Ce phénomène est peut être plus marqué dans la France jacobine où le dernier quart de siècle a été marqué par une succession d'«affaires» touchant à la santé publique, où les responsables politiques ont progressivement pris la mesure de leurs responsabilités juridiques en la matière au point de prendre la précaution de forger le principe du même nom avant, bien vite, de l'inscrire dans le marbre de la Constitution.
On oublie toutefois trop souvent que ces différentes «affaires» ont aussi eu des conséquences positives en permettant de développer un nouveau dispositif de lutte contre les crises; un dispositif fondé sur la dissociation entre l'évaluation du risque sanitaire de la gestion du même risque. La première est effectuée par des experts sous l'égide de différentes Agences indépendantes (concernant la bioéthique, la sécurité sanitaire des médicaments, des aliments, de l'environnement etc.) tandis que la seconde est du strict ressort de responsables gouvernementaux. Le tout, en théorie, dans la plus grande transparence.
Après l'avortement rapide des «conférences de citoyens» on aurait pu imaginer que ce dispositif puisse aider à une forme de pédagogie de la complexité grandissante, qu'il s'agisse des nanotechnologies, des antennes-relais ou des organismes végétaux génétiquement modifiés.
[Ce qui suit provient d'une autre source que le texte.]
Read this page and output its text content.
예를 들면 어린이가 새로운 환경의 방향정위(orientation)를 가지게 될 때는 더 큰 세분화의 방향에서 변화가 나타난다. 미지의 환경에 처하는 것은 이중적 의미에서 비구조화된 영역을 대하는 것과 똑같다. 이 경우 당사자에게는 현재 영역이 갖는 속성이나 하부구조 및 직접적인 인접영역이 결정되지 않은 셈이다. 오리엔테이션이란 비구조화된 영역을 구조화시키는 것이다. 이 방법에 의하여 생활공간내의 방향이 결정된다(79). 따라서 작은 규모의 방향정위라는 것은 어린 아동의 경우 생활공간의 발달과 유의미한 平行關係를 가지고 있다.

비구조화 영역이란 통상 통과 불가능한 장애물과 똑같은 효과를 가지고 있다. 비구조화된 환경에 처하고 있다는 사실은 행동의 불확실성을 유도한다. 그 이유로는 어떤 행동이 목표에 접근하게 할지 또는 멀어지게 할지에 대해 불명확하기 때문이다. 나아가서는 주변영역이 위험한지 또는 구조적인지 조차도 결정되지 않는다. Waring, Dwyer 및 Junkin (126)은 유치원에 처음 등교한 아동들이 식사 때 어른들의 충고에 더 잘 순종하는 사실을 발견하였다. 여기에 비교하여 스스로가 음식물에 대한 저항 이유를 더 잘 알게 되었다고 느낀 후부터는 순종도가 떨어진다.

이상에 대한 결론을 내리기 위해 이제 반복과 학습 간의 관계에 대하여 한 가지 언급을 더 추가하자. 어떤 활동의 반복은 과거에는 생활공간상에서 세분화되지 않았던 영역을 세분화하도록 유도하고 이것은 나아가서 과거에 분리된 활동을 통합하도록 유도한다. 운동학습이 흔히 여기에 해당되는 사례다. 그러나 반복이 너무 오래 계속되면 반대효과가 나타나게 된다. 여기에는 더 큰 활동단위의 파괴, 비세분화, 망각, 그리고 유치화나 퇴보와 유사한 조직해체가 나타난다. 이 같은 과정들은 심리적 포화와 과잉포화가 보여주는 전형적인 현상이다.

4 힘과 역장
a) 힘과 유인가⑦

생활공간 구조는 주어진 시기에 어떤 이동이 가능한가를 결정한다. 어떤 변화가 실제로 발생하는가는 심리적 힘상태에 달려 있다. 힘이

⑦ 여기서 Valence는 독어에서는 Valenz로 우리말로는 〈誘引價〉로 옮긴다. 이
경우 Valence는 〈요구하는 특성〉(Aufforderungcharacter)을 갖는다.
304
Force est de constater qu'il n'en a rien été, ou presque. Pire, il arrive, contagiosité aidant, que les responsables de ces Agences soient à leur tour, face à l'incertitude scientifique et à leurs possibles responsabilités futures, victimes du principe de précaution.
Or voici qu'un nouveau virus grippal à potentiel pandémique émerge en avril 2009 au Mexique et l'ensemble de la machine sanitaire s'emballe, comme prise de folie militaire. A la différence, par exemple, des réponses données dans l'«affaire de la vache folle», le citoyen ne perçoit plus l'articulation entre expertise scientifique et gestion politique. Le gouvernement place la barre vaccinale le plus haut possible, on organise la diffusion infinie de messages publicitaires à visée préventive. On exclut les médecins généralistes du dispositif pour réinventer les centres de vaccination qui existent dans les pays... qui n'ont pas de médecins généralistes.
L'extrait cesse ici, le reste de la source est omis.